# 2017 NEC / Tiny Home



## Keystone (Aug 7, 2020)

I’m not a sparky inspector so Im looking for advice,.  Tiny homes being built and inspected to the NEC, individuals who build their own tiny home would not have access to such equipment, companies who pop these units out not as much of an issue. Why the requirement, any options other then the testing or if this can reasonably be appealed or has other factors that I need to be made aware of for Dielectric Testing, 2017 NEC Article 551.60 for a Tiny Home.


----------



## Paul Sweet (Aug 7, 2020)

The test in 551.60 is just for RVs.

Article 550 wouldn't apply for stick-built or modular homes constructed under the IRC.  It would apply for manufactured (mobile) homes constructed under HUD standards.


----------



## Keystone (Aug 7, 2020)

Paul Sweet said:


> The test in 551.60 is just for RVs.
> 
> Article 550 wouldn't apply for stick-built or modular homes constructed under the IRC.  It would apply for manufactured (mobile) homes constructed under HUD standards.



I believe this would apply to Tiny Homes on a moveable trailer chassis?


----------



## rogerpa (Aug 7, 2020)

Appendix Q 2018 IRC (Tiny Houses) does not address electrical therefore IRC Part VIII would apply.


----------



## Keystone (Aug 7, 2020)

rogerpa said:


> Appendix Q 2018 IRC (Tiny Houses) does not address electrical therefore IRC Part VIII would apply.



I understand IRC does not address Tiny Homes however if someone wanted to comply with 2017 NEC Article 551.60 throws a wrench into a build if they are a solo act.
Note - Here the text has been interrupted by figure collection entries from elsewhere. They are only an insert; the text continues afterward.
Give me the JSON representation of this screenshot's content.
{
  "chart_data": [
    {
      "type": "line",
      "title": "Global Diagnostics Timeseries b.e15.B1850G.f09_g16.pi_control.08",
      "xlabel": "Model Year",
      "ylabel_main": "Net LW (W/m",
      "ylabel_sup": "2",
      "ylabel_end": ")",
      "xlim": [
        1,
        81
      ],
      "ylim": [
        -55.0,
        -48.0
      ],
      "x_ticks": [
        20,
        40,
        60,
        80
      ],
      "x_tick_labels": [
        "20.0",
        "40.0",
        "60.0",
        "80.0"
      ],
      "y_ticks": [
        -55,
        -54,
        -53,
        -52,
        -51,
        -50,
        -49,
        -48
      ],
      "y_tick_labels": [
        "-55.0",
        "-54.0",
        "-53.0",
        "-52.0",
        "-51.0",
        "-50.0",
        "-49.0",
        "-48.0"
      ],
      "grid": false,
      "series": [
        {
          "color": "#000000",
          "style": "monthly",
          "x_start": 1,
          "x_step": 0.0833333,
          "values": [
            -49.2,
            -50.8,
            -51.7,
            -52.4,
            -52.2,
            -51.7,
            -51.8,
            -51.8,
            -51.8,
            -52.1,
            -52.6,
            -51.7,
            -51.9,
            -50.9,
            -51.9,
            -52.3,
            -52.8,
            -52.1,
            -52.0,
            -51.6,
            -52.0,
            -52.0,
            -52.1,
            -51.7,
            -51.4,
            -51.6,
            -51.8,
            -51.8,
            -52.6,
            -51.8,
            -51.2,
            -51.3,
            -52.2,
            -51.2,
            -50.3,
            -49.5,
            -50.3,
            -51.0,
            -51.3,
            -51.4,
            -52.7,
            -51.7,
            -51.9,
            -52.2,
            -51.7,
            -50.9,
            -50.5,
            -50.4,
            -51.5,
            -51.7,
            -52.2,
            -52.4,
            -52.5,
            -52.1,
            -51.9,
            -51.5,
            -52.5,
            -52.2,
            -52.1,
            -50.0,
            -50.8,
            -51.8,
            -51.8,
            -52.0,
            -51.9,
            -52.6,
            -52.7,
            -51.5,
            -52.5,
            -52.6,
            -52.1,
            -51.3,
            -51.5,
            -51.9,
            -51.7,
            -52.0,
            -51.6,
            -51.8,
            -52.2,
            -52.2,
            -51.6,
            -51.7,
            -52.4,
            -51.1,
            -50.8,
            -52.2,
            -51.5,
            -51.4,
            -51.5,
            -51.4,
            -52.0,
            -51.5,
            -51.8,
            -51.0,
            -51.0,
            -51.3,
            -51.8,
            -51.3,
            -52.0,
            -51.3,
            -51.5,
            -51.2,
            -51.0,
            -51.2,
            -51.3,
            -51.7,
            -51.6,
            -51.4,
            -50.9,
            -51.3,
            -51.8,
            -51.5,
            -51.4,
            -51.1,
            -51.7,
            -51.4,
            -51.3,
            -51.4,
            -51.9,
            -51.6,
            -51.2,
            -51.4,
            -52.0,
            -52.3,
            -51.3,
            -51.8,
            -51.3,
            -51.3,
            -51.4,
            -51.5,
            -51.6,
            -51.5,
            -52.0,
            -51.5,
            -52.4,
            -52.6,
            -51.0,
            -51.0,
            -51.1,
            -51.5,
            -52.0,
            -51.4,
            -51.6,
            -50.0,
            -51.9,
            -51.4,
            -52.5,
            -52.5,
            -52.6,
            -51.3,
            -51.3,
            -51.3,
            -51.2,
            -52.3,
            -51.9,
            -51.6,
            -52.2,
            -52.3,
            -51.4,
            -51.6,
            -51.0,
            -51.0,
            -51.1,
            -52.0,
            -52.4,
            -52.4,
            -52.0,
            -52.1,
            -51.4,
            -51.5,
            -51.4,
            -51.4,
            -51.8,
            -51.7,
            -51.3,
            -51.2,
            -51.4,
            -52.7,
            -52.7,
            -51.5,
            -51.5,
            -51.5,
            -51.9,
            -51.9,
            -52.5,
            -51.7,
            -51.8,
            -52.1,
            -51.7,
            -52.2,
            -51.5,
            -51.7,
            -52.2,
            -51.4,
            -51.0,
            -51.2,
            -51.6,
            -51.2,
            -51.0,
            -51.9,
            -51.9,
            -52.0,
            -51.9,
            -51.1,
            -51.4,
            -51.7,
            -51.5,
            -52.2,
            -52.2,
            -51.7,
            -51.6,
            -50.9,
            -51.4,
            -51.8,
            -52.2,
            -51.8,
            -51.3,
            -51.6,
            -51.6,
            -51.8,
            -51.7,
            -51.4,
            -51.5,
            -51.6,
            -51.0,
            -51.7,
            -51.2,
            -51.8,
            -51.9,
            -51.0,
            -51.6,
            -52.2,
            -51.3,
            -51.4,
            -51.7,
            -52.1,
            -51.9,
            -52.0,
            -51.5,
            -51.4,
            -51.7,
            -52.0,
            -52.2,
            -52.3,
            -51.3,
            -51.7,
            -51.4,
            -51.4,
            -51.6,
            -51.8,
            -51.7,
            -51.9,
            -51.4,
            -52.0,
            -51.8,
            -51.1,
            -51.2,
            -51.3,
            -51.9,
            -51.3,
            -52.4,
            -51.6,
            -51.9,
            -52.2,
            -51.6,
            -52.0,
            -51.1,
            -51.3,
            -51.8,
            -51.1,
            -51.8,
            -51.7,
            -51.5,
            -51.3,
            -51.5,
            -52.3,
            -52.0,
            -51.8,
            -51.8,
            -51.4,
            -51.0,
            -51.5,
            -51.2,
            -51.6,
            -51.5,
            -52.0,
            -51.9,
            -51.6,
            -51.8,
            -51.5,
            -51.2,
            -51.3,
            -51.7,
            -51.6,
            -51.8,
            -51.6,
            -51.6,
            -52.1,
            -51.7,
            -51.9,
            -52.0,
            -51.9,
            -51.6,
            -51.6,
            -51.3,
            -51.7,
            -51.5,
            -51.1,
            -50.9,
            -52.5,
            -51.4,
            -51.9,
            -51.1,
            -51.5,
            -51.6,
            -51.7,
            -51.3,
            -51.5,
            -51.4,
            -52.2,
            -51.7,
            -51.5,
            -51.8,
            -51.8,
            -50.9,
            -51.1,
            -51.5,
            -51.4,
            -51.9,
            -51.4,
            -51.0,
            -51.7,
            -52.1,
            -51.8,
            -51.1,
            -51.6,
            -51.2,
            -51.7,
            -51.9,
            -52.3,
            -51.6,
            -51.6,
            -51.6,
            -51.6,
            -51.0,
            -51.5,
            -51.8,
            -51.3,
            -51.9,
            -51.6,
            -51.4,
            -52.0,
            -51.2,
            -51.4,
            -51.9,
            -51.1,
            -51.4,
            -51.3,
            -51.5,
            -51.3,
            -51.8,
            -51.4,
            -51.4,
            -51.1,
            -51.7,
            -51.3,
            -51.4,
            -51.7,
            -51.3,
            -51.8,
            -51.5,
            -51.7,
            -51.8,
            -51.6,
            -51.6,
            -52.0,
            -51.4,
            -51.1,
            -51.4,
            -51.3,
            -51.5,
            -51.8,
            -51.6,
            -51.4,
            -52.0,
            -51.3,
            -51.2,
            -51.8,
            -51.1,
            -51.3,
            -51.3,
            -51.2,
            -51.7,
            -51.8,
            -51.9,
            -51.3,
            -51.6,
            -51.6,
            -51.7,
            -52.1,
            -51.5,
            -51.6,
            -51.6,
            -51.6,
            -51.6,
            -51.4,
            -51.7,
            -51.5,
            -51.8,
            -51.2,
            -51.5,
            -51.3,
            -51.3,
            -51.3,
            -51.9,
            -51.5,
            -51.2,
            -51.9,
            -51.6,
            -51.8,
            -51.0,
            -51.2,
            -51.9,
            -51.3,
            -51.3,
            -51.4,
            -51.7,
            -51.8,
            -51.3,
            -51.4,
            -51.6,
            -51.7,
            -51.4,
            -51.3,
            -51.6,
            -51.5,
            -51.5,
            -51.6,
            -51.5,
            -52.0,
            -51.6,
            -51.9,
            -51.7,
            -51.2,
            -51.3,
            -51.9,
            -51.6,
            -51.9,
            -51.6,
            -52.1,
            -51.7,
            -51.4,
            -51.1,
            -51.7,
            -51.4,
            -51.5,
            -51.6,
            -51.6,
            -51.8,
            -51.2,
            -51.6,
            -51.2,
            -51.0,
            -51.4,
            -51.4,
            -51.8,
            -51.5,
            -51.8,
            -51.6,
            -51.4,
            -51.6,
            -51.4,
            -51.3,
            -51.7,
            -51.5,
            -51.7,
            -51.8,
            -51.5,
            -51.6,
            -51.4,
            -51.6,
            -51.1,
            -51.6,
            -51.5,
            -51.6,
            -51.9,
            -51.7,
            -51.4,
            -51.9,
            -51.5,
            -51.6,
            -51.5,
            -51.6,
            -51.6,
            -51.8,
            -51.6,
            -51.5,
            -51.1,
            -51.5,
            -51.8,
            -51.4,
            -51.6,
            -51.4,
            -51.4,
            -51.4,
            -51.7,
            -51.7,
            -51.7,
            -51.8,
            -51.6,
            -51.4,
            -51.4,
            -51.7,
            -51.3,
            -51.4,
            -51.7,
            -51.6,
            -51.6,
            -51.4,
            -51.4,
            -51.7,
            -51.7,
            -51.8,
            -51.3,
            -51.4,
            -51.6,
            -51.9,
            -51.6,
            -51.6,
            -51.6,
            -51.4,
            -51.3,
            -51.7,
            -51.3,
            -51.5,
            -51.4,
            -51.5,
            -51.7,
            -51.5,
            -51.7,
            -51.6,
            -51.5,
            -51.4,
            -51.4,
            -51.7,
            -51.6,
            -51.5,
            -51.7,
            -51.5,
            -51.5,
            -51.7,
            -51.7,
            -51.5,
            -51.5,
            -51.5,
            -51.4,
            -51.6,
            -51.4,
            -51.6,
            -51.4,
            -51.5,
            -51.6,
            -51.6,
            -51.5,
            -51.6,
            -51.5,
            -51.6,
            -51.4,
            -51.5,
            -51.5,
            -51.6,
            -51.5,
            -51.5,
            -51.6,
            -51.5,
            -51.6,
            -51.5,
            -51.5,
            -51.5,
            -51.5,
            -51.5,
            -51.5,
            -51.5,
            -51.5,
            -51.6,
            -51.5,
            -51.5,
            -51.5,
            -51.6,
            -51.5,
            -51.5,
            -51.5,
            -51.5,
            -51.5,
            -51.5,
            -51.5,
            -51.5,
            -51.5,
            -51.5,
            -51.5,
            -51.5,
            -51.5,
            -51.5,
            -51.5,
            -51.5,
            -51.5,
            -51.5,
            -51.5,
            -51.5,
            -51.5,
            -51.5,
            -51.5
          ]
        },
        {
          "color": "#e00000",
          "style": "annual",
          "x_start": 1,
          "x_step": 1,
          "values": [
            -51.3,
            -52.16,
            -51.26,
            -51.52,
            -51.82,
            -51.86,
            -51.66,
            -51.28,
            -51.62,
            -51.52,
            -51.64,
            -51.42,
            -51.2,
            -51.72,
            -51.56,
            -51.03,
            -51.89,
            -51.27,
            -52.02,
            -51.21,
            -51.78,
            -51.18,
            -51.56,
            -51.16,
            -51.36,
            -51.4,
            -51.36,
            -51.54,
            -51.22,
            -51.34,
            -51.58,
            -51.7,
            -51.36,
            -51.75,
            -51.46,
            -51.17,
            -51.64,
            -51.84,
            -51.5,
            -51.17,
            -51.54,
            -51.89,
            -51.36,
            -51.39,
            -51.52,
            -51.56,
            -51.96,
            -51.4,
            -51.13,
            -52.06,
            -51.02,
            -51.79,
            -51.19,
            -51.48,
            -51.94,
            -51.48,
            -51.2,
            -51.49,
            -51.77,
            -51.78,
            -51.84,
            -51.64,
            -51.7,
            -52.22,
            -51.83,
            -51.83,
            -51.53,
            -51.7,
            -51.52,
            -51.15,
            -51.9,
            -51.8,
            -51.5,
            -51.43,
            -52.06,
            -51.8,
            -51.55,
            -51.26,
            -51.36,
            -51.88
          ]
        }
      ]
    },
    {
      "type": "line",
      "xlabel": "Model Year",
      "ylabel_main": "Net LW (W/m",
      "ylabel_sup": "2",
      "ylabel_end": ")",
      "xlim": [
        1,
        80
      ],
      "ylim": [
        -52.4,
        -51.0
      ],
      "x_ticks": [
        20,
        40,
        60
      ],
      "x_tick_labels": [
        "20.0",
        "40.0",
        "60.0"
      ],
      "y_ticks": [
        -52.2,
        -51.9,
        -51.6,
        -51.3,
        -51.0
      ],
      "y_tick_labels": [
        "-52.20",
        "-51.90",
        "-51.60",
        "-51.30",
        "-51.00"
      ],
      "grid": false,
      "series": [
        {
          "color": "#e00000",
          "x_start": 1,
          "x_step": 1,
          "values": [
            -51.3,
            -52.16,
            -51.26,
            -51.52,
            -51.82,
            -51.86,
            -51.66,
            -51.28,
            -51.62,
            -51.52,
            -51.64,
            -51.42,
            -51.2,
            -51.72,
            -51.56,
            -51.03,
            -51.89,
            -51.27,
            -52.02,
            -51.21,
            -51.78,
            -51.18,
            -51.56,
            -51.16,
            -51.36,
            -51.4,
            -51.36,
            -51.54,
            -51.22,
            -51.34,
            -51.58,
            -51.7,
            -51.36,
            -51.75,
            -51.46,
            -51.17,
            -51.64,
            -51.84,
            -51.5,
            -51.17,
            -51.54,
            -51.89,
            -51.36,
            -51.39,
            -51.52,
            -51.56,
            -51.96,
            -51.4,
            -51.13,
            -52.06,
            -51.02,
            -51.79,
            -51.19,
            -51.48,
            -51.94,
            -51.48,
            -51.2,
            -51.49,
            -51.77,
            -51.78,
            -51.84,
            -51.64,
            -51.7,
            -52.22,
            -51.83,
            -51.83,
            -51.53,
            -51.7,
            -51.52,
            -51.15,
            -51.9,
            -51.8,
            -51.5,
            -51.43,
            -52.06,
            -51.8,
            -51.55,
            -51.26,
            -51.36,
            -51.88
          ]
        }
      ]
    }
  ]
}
And what is IRC part Vlll?


----------



## ADAguy (Aug 7, 2020)

International Residential Code


----------



## north star (Aug 7, 2020)

*& ~ &*

Only if Appendix Q was formally adopted by the AHJ.

*& ~ &*


----------



## Keystone (Aug 7, 2020)

Not speaking from an AHJ perspective, I have a Tiny Home bldr who is voluntarily using the 2017 NEC and the concerning part for the bldr is the dielectric testing requirement within article 551.60 With that said, does anyone have advise if this requirement can be achieved in another compliant manner or reasonably appealed and if so what factors come into play or any other information that can be offered?


----------



## rogerpa (Aug 7, 2020)

Keystone said:


> And what is IRC part Vlll?



IRC Electrical, Chapters 34-42.


----------



## rogerpa (Aug 7, 2020)

Should probably have also said that IRC Part VIII is maintained by NFPA (70A)


----------



## Paul Sweet (Aug 17, 2020)

My guess is that an RV has a LOT of metal and also has a fuel tank, and the rubber tires isolate it from the earth, so they are extra concerned about stray electrical currents.

NEC 550 applies to mobile homes (which includes manufactured homes).   A Tiny Home which is towed to the site then set on blocks or a foundation would have to meet this section.  NEC 550.17 is the dielectric test for mobile homes.

It might be good to post this on the Mike Holt Forum:





						Mike Holt's Forum
					

Mike Holt's Forum



					forums.mikeholt.com


----------



## ADAguy (Aug 21, 2020)

Cool, Mike is still with us.


----------